Space: Intelsat 19 experienced ‘unusual’ event during launch
A SeaLaunch Zenit launch vehicle experienced an ‘unusual’ event during the 31 May launch of Intelsat 19. Despite reaching its assigned transfer orbit, the Space Systems Loral LS-1300-based satellite fully deployed only one of its two solar arrays.
“Boeing engineers did note an unexpected, isolated event around 72sec after launch, which registered on microphones and pressure sensors,” says Energia, which SeaLaunch contracts to deliver and launch the vehicles. “We have only seen this one other time out of the 31 flights and while it is premature to speculate on its origin until further analysis is complete, it bears a striking resemblance to a prior Space Systems/Loral mission.”
Boeing builds the Zenit’s payload adaptor, which is heavily instrumented to monitor the health of the spacecraft and satellite.
“The data available on Intelsat-19 very clearly indicates that this is not the same issue that we had last year,” says Intelsat. “Not including Intelsat 19, five more 1300 satellites have been launched with ten successful solar array wing deployments.”

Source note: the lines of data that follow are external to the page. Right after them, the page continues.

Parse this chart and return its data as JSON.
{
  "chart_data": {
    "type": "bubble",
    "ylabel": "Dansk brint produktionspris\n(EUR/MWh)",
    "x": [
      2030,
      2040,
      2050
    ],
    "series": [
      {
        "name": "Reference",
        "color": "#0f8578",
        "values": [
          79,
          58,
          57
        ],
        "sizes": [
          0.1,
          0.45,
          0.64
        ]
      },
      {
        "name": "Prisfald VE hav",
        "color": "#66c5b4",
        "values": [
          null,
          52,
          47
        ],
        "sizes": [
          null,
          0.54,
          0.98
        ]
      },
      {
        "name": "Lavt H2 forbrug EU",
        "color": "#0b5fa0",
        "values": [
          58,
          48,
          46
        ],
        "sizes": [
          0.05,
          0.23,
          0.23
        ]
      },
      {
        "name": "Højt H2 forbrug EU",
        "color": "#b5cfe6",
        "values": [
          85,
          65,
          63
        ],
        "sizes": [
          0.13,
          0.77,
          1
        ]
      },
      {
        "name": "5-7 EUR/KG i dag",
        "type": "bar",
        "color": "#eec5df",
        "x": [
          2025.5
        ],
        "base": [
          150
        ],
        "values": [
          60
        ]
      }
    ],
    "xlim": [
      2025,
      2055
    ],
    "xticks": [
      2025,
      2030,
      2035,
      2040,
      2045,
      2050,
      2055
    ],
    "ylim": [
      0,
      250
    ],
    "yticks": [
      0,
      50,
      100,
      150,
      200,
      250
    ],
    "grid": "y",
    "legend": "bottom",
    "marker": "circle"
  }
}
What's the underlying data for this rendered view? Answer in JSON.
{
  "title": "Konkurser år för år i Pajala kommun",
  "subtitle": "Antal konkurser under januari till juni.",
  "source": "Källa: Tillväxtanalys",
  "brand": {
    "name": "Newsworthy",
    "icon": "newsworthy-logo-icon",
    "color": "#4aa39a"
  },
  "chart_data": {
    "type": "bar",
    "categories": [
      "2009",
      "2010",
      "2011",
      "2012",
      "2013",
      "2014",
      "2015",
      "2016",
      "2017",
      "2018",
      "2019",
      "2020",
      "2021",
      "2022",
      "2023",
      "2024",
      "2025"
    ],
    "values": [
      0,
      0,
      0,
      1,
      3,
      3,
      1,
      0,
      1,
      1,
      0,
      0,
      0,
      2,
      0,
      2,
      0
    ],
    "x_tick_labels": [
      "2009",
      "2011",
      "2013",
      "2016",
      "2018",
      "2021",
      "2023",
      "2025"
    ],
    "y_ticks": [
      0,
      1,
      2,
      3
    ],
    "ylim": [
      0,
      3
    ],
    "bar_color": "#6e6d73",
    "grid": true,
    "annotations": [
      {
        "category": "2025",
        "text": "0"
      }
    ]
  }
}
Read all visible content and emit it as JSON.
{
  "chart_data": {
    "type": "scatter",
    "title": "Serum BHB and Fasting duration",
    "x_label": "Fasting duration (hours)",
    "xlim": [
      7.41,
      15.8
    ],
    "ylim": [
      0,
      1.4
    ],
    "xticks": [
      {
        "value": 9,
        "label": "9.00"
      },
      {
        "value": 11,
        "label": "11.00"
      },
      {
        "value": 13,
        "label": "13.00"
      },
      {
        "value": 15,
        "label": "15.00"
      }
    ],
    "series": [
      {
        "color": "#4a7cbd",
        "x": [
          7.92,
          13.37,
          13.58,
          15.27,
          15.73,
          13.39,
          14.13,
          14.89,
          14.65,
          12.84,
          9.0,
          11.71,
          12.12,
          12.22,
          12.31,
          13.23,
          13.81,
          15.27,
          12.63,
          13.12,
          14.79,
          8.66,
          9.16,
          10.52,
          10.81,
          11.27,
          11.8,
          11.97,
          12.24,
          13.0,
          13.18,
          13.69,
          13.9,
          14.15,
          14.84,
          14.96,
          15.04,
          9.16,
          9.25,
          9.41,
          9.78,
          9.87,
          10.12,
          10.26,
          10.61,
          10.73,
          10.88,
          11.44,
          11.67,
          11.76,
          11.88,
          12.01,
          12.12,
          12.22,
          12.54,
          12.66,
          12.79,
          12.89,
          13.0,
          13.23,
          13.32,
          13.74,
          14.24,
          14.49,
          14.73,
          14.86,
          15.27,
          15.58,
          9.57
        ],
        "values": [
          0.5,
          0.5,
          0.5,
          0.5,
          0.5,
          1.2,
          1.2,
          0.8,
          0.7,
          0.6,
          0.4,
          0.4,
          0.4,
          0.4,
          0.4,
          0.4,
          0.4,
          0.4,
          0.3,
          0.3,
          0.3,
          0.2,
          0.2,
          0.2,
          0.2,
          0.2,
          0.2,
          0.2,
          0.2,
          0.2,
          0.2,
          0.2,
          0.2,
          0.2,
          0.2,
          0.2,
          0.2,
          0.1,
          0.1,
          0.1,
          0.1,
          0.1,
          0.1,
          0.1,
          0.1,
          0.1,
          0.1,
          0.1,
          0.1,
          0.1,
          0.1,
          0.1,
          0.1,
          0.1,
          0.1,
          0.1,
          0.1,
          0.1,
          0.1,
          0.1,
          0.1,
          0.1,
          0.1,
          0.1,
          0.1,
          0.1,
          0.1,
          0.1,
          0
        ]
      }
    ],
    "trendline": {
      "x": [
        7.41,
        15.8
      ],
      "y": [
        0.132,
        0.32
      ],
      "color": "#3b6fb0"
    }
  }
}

The prior mission referenced by Energia is the Telstar/Estrela do Sul 1 satellite, another LS-1300 bus which suffered a similar anomaly during liftoff, resulting in non-deployment of one of its solar arrays. According to the Flightglobal/Ascend database, “Sound sensors picked up an explosive sound during that part of flight and it is thought that the array broke then. Although the exact cause of the event could not be determined, telemetry data indicated that the fairing was not a cause or contributing factor to the event on the spacecraft.”
Estrela do Sul 1 was declared a partial loss, and due to limited power and fuel it was retired after only five years of operation. The follow-on satellite, referenced by Intelsat, called Estrela do Sul 2, also deployed only a single solar array due to an unrelated problem.
Observers began to suspect a launch vehicle malfunction when SES elected to continue with the 20 June launch of SES 5, an LS-1300-based communications satellite. Were the satellite to blame, SES would likely have canceled the launch.